The clinic is a one-hour elective course designed for third- and fourth-year students to represent indigent clients in actual Davidson County Juvenile Court cases, which includes modifying existing parenting plans or creating new ones.
“The unique nature of this course is it’s like moot court in that students get to practice courtroom lawyering live and apply all the things they’ve been learning the first three years of law school,” Baddour said. “But unlike moot court, they’re representing real parents. And they’re operating under a limited license under Rule 7, under the supervision of licensed attorneys. These are clients who otherwise would be representing themselves, so they’re really providing a service to indigent folks in the Nashville area. And I love seeing how exciting it is for our students – when they start to realize this isn’t all about them, that their work is going to determine a child’s custody situation.”
Baddour was in the courtroom recently when the judge made his ruling, and the father stood up and hugged both students assigned to his case. “He was clearly grateful, but you could see it was an important moment for the students too. This was probably the first time they had been thanked sincerely by a client for the work they had done,” he said. After graduating from NSL in 2018, Baddour decided to return to his hometown of Giles County to practice with his brother, Colby Baddour, a 2011 NSL graduate.
“They say you shouldn’t partner with someone unless you really trust them. I can’t imagine anyone I trust more than my brother,” he said. “We definitely have different strengths and perspectives. We have different world views, in some cases. He likes to say he keeps me grounded, and I keep him thinking. We make a good team.”
Baddour, a graduate of University of Tennessee, Knoxville, is fluent in Spanish, volunteers to provide legal services to the disenfranchised of Middle Tennessee and has been called for a consult on several immigration cases of Spanish-speaking clients. He is also an elected Giles County commissioner.
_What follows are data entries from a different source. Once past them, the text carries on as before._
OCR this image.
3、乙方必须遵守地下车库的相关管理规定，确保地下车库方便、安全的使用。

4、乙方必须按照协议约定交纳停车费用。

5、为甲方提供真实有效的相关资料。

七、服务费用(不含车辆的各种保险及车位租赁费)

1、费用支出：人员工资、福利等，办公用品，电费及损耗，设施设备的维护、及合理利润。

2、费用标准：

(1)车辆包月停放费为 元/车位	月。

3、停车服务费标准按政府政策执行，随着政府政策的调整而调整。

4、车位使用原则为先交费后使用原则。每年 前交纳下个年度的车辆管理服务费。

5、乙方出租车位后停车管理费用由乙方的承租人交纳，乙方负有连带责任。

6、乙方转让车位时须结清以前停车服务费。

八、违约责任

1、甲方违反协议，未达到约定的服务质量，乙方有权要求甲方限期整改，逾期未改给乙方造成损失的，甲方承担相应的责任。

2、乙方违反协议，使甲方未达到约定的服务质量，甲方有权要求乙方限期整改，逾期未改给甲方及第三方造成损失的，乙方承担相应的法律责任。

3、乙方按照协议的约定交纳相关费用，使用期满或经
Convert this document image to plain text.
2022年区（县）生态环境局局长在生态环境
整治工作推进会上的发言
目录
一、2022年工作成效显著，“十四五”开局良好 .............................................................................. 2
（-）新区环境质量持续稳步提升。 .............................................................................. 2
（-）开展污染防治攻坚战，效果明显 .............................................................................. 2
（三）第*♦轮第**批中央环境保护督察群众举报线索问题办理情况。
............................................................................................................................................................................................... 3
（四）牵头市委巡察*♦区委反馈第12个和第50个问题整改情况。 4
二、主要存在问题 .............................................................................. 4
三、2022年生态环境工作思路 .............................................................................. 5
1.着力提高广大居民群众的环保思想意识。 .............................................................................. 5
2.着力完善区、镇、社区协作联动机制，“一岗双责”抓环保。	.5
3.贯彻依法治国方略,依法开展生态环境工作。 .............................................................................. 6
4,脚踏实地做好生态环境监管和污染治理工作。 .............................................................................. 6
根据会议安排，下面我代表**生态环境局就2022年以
He successfully argued a court case before the Tennessee Court of Criminal Appeals in 2021 which made national news headlines. In the State of Tennessee vs. Tim Gilbert, Baddour argued that Gilbert, a Black man being tried in the Giles County Courthouse, didn’t receive a fair trial for his convictions because significant historical symbols, including Confederate flags, were present in the jury room. His convictions were reversed, and he was granted a new trial.
“Those items are no longer in the jury room, fortunately. But subtle, systemic racism can still exist in our court system,” Baddour said.